Credit: © 2009 ACS

Antiwetting properties have attracted much research interest, and natural or biomimetic superhydrophobic surfaces are being investigated for various applications, such as self-cleaning or antisoiling materials. Natural materials that are oil-repellent (superoleophobic), however, are very rare and difficult to synthesize because oils have a very low surface tension, and therefore much more of a tendency to spread.

Electrochemical polymerization has previously been used to easily make superhydrophobic surfaces. Now, Thierry Darmanin and Frédéric Guittard at the University of Nice Sophia Antipolis in France have used it to prepare1 superoleophobic films in a one-pot reaction. Monomers containing an alkylenedioxy bridge and a highly fluorinated side chain were polymerized and deposited on gold plates. The wettability of the resulting films by water, diiodomethane and hexadecane was investigated.
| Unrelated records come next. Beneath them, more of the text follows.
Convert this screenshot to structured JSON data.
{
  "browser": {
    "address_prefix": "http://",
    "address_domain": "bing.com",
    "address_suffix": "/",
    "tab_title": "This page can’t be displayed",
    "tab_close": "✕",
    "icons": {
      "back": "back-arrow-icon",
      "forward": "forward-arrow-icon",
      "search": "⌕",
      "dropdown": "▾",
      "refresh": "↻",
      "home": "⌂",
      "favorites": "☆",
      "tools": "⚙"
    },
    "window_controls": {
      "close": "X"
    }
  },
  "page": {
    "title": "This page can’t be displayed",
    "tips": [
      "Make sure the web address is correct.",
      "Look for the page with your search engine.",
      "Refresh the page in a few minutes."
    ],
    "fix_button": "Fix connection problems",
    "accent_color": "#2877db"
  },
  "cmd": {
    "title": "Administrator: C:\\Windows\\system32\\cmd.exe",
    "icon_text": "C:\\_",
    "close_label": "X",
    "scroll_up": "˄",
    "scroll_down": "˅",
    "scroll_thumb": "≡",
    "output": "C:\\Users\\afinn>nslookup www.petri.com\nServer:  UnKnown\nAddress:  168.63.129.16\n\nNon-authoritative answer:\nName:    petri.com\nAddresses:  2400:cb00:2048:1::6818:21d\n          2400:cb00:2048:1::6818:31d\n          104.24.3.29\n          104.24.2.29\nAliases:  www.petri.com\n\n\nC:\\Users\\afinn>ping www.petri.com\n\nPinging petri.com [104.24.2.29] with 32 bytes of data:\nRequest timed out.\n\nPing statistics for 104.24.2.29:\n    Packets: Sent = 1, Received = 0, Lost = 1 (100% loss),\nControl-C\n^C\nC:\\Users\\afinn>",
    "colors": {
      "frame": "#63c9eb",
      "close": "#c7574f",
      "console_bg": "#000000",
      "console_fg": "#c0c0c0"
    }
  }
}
Lengthening of the fluorinated side chain did not lead to significant variations, but drastic changes in the wettability characteristics of the surfaces were observed when the length of the alkylenedioxy bridge was modified. Monomers with a propylenedioxy spacer formed superhydrophobic, sticky surfaces. With an ethylenedioxy bridge instead, however, the films obtained were superoleophobic as well as superhydrophobic, and their affinity with water was so low that droplets could bounce on it.

This effect could be because of the nanoporosity of the ethylenedioxy-containing films, which decreases the droplet–surface interactions, and could lead to new dual water- and oil-repellent materials.